Comitato Territoriale

Varese

QUELLO CHE NON SI VEDE, MA C’È…

Lo sport come strumento, il movimento come cura e la salute mentale come obiettivo. Nel mondo Uisp, diverse associazioni affiliate attivano percorsi di attività sportiva per contrastare la sofferenza psichica. Un esempio è il lavoro di Emanuele Martignoni, allenatore dei Cittadini del Mondo Varesina, solido punto di riferimento nella riabilitazione psichiatrica fin dal 2009, quando un gruppo di operatori ebbe l’intuizione di trasformare una passione in progetto, creando la squadra provinciale della salute mentale grazie alla collaborazione tra le ASST Sette Laghi e Valle Olona e all’integrazione di vari servizi del privato accreditato che negli anni hanno condiviso l’esperienza. Ma sono tanti i progetti portati avanti nelle associazioni, proprio nell’ottica di utilizzare lo sport come uno strumento per essere se stessi, scoprire le proprie potenzialità, diventare più soddisfatti e felici.

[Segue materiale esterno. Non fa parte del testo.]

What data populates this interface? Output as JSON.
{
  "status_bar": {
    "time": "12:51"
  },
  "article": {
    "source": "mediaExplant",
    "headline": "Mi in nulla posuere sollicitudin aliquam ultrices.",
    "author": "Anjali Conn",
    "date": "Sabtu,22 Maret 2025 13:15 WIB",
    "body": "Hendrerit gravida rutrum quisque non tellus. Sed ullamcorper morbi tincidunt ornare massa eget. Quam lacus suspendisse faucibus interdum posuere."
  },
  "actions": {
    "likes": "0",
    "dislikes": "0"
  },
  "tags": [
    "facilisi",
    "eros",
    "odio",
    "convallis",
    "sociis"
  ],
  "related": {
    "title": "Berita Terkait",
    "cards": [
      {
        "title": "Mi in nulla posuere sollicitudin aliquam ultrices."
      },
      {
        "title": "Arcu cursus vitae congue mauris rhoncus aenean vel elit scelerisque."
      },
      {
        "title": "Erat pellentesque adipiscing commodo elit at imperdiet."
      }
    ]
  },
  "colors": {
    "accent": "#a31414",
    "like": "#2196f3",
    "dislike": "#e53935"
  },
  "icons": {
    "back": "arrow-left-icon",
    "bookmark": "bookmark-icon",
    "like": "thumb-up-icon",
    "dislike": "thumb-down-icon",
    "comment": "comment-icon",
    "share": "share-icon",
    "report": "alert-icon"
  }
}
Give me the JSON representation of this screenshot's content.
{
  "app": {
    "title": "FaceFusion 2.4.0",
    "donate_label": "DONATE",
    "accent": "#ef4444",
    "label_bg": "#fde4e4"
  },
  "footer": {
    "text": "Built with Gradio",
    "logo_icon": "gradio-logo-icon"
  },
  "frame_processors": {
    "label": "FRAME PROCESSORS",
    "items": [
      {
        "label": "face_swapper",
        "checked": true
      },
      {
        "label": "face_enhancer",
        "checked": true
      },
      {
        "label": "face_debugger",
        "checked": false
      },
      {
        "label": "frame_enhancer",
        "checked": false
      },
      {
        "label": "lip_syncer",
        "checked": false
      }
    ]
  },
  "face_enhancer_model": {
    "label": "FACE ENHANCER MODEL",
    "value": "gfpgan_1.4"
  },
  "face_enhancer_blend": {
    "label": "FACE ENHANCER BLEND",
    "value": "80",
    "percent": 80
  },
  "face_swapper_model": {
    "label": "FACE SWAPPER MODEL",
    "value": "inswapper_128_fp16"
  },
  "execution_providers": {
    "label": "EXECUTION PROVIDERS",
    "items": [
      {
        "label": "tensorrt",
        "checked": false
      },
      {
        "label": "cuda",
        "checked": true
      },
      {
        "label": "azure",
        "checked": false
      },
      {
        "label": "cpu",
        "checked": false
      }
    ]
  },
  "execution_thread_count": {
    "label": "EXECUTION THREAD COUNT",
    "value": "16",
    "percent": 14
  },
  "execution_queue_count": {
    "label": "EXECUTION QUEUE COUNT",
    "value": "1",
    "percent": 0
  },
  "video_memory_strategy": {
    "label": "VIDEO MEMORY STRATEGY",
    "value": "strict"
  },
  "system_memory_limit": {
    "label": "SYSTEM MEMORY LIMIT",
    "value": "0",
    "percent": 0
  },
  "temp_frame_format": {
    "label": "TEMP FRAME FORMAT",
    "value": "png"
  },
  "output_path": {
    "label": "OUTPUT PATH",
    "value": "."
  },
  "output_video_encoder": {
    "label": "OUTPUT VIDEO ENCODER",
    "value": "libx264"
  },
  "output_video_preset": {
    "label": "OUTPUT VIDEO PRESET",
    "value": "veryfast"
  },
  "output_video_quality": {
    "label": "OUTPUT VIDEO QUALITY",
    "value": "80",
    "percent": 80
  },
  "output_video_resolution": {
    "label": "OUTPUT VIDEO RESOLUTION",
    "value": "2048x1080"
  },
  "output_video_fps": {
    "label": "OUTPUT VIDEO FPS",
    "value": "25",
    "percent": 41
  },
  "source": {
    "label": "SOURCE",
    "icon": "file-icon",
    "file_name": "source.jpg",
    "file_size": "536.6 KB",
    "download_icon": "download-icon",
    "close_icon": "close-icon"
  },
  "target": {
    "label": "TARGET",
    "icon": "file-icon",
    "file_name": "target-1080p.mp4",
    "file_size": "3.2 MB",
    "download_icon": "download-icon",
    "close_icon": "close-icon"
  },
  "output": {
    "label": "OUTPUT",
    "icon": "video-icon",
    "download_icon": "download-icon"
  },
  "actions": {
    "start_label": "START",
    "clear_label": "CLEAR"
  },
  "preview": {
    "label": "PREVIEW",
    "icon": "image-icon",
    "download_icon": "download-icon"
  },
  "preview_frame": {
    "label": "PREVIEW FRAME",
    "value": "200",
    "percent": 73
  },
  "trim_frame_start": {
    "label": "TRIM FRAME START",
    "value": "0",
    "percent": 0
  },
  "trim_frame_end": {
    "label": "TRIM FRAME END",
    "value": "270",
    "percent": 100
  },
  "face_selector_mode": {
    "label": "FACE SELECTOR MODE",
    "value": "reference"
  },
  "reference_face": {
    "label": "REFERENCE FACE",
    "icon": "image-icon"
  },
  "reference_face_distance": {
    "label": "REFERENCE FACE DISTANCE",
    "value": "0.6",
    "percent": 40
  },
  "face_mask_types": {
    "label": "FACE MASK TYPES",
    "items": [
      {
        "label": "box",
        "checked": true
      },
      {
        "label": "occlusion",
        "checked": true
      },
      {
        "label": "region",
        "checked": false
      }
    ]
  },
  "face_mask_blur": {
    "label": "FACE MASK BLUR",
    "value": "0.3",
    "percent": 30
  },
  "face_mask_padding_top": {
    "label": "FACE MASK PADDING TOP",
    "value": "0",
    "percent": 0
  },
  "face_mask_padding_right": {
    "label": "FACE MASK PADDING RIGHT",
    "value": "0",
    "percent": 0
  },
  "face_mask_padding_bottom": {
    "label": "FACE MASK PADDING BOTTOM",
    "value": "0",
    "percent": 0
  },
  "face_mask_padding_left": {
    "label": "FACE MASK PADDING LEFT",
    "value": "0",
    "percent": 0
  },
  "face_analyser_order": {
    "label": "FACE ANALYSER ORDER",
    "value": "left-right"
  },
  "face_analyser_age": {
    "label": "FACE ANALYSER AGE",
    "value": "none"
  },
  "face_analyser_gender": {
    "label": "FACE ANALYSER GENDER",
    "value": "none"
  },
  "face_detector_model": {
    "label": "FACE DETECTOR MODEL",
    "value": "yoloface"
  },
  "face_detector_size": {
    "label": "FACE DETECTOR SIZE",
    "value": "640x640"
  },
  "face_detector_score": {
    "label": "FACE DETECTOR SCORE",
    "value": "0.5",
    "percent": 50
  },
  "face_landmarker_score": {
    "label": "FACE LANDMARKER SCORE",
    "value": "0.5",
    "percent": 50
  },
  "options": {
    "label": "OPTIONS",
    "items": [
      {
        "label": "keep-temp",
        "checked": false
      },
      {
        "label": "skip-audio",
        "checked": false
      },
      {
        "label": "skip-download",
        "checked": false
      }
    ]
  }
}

«Finalmente si comincia a parlare di salute mentale e non solo di malattia. L’obiettivo è fare in modo che le persone stiano bene, e il benessere passa dalla salute mentale, perché tutti possono vivere dei disagi e starne male, anche se non lo fanno vedere. Ecco perché è importante, nello sport, creare spazi inclusivi e non esasperatamente competitivi, dove curare sia il movimento sia gli aspetti di socialità e aggregazione – spiega la vicepresidente di Uisp, Ileana Maccari –. Molti ragazzi sono a disagio perché c’è una cultura della prestazione enorme; Uisp sta cercando di andare nella direzione dell'inclusione e di non alimentare la competizione insana. Questo in termini di prevenzione, per favorire una cultura del benessere. Inoltre, Uisp interviene per accogliere tutti quelli che hanno una sofferenza psichica con percorsi dedicati».

Spesso tendiamo a pensare che la sofferenza psichica si manifesti sempre attraverso segni evidenti o crisi visibili. Nella realtà, la salute mentale assomiglia a un iceberg: in superficie, fuori dall'acqua, mostriamo solo ciò che la società ci richiede: sorrisi, produttività, performance sportive o scolastiche e una finta serenità. Sotto il livello dell'acqua, invisibile agli occhi degli altri, si nasconde invece il peso reale: l'ansia da prestazione, il senso di inadeguatezza, la solitudine o la paura di fallire. Questo significa che chiunque vicino a noi – l'amico più solare, il compagno di squadra più forte – potrebbe stare affrontando una battaglia silenziosa, logorato dal dover mantenere intatta quella "maschera" di perfezione.

La sensibilizzazione passa anche dai nuovi linguaggi. Il corto dal titolo “Quello che non si vede” è stato uno dei quindici finalisti nella competizione “Ciak, azione!”, promossa dal GLP (Gruppo di Lavoro Provinciale per la salute mentale) con il supporto di Uisp. Il regista Giacomo Campiotti, valutando i video, lo ha lodato per le trovate di regia da filmmaker professionista. I nomi dei ragazzi dell’istituto Stein di Gavirate che lo hanno realizzato sono Pietro Deleonardis, Jessica Pinna, Geovana Silva Monteiro, con il professor Francesco Angelone. Nel video si parla dell’ansia, rappresentata dall’interno di una casa, a dimostrazione che la salute mentale interessa davvero tutti e che il dolore più profondo è spesso proprio quello che rimane chiuso tra le mura domestiche o dentro noi stessi.